Re: Non-trivial condition is only propagated to one side of JOIN

From: Tom Lane <tgl(at)sss(dot)pgh(dot)pa(dot)us>
To: "David G(dot) Johnston" <david(dot)g(dot)johnston(at)gmail(dot)com>
Cc: Tobias Hoffmann <ldev-list(at)thax(dot)hardliners(dot)org>, "pgsql-hackers(at)postgresql(dot)org" <pgsql-hackers(at)postgresql(dot)org>
Subject: Re: Non-trivial condition is only propagated to one side of JOIN
Date: 2024-08-25 16:52:49
Message-ID: 2588564.1724604769@sss.pgh.pa.us
Views: Raw Message | Whole Thread | Download mbox | Resend email
Thread:
Lists: pgsql-hackers

"David G. Johnston" <david(dot)g(dot)johnston(at)gmail(dot)com> writes:
> On Sunday, August 25, 2024, Tobias Hoffmann <ldev-list(at)thax(dot)hardliners(dot)org>
> wrote:
>> 3) Problematic example:
>>
>> # EXPLAIN SELECT * FROM tbl1 JOIN tbl2 ON tbl2.site_id = tbl1.site_id
>> WHERE tbl1.site_id = 1 OR tbl1.site_id IS NULL;

> The “is null” predicate in this query is doing nothing as your next comment
> alludes to; you will produce no rows out of the join with a null site_id
> due to the use of the equals operator in the join.

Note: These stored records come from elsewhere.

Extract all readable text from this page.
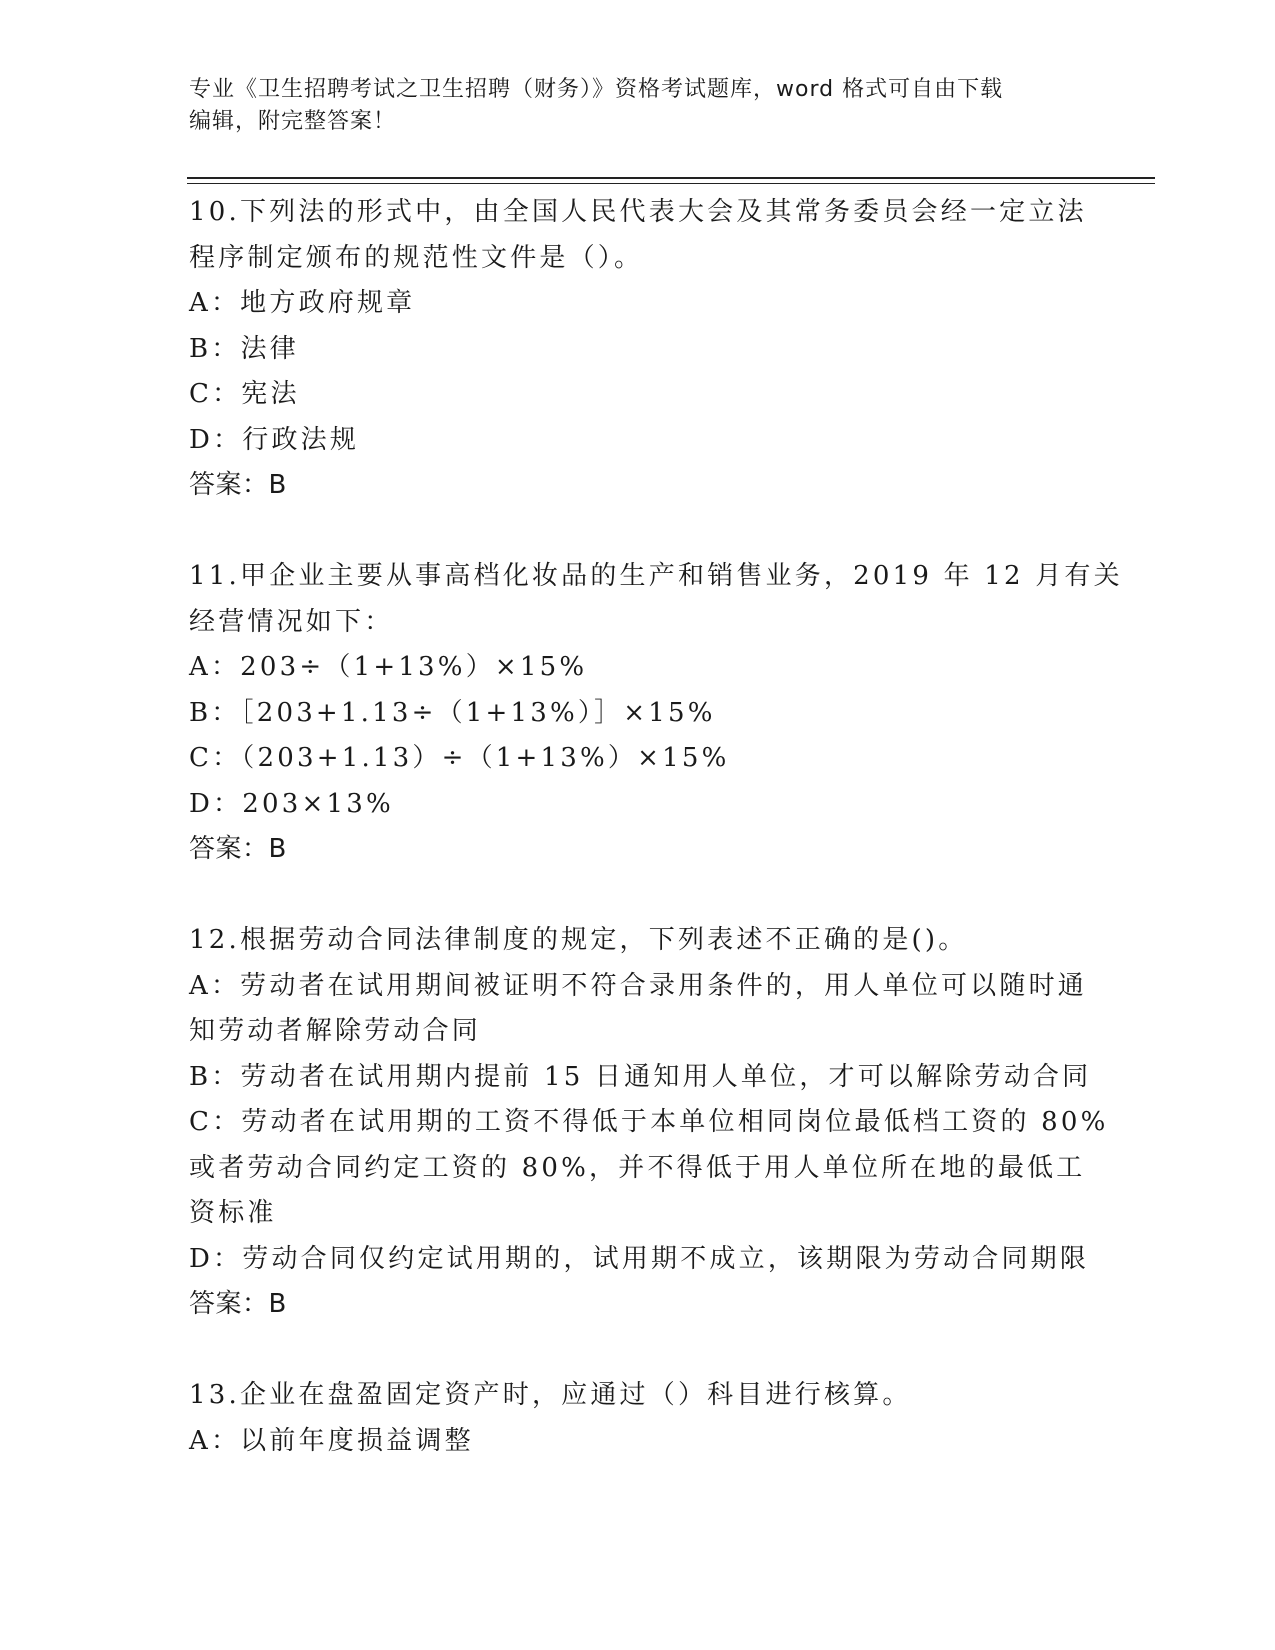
专业《卫生招聘考试之卫生招聘（财务）》资格考试题库，word 格式可自由下载
编辑，附完整答案！
10.下列法的形式中，由全国人民代表大会及其常务委员会经一定立法
程序制定颁布的规范性文件是（）。
A：地方政府规章
B：法律
C：宪法
D：行政法规
答案：B
11.甲企业主要从事高档化妆品的生产和销售业务，2019 年 12 月有关
经营情况如下：
A：203÷（1+13%）×15%
B：［203+1.13÷（1+13%）］×15%
C：（203+1.13）÷（1+13%）×15%
D：203×13%
答案：B
12.根据劳动合同法律制度的规定，下列表述不正确的是()。
A：劳动者在试用期间被证明不符合录用条件的，用人单位可以随时通
知劳动者解除劳动合同
B：劳动者在试用期内提前 15 日通知用人单位，才可以解除劳动合同
C：劳动者在试用期的工资不得低于本单位相同岗位最低档工资的 80%
或者劳动合同约定工资的 80%，并不得低于用人单位所在地的最低工
资标准
D：劳动合同仅约定试用期的，试用期不成立，该期限为劳动合同期限
答案：B
13.企业在盘盈固定资产时，应通过（）科目进行核算。
A：以前年度损益调整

Indeed. This WHERE clause might be useful with a left join to tbl1,
but then the IS NULL means something totally different and can *not*
be pushed down.

> Others may correct me but I’m guessing that indeed the optimizer has a gap
> here that could be filled in, it’s just it feels like adding code to deal
> with broken queries so isn’t overly motivated to work on.

The short answer is that we expend quite a lot of effort to deduce
implied equality clauses from combinations of equality clauses;
that is, given "WHERE A = B AND B = C" we can deduce "A = C" as well.
No such deductions can be made from equality clauses that are buried
under an OR, because they might not be true for every join row.

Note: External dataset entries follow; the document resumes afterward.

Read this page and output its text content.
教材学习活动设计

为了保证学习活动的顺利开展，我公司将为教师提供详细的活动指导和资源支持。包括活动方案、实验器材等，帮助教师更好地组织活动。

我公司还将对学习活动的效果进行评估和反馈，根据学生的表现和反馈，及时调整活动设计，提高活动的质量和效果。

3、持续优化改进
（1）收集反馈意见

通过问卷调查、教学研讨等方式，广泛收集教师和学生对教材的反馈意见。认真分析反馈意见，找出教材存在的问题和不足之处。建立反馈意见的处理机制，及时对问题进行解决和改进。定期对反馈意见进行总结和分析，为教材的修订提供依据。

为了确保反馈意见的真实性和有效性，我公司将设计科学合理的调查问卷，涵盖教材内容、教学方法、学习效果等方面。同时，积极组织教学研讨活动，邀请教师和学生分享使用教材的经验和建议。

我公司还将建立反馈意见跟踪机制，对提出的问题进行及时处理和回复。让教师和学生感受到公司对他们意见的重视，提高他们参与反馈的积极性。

Maybe some machinery could be built that would do something useful
with an OR clause of this form, but I doubt it would be useful
often enough to justify the development effort and additional
planner cycles.

An important point here is that "WHERE A = B AND p(A)" does not permit
us to deduce "p(B)" for arbitrary conditions p(), because we have some
equality operators that will return true for values that sort equal
but are distinguishable in other ways. (Handy example: in float8
arithmetic, zero and minus zero compare equal, as required by the IEEE
float spec.) We presently don't assume that this works for anything
other than transitive equality across equality operators of a single
btree operator family. In particular, I don't think we could assume
it for the given example, because "WHERE A = B AND A IS NULL" is
tautologically false. You can deduce anything from a falsehood,
so I'm not entirely sure that the proposed optimization is even
logically sound.

> Joining using
> distinct instead of equality is uncommon, since nearly all models join
> primary keys to foreign keys and both of those are almost always non-null.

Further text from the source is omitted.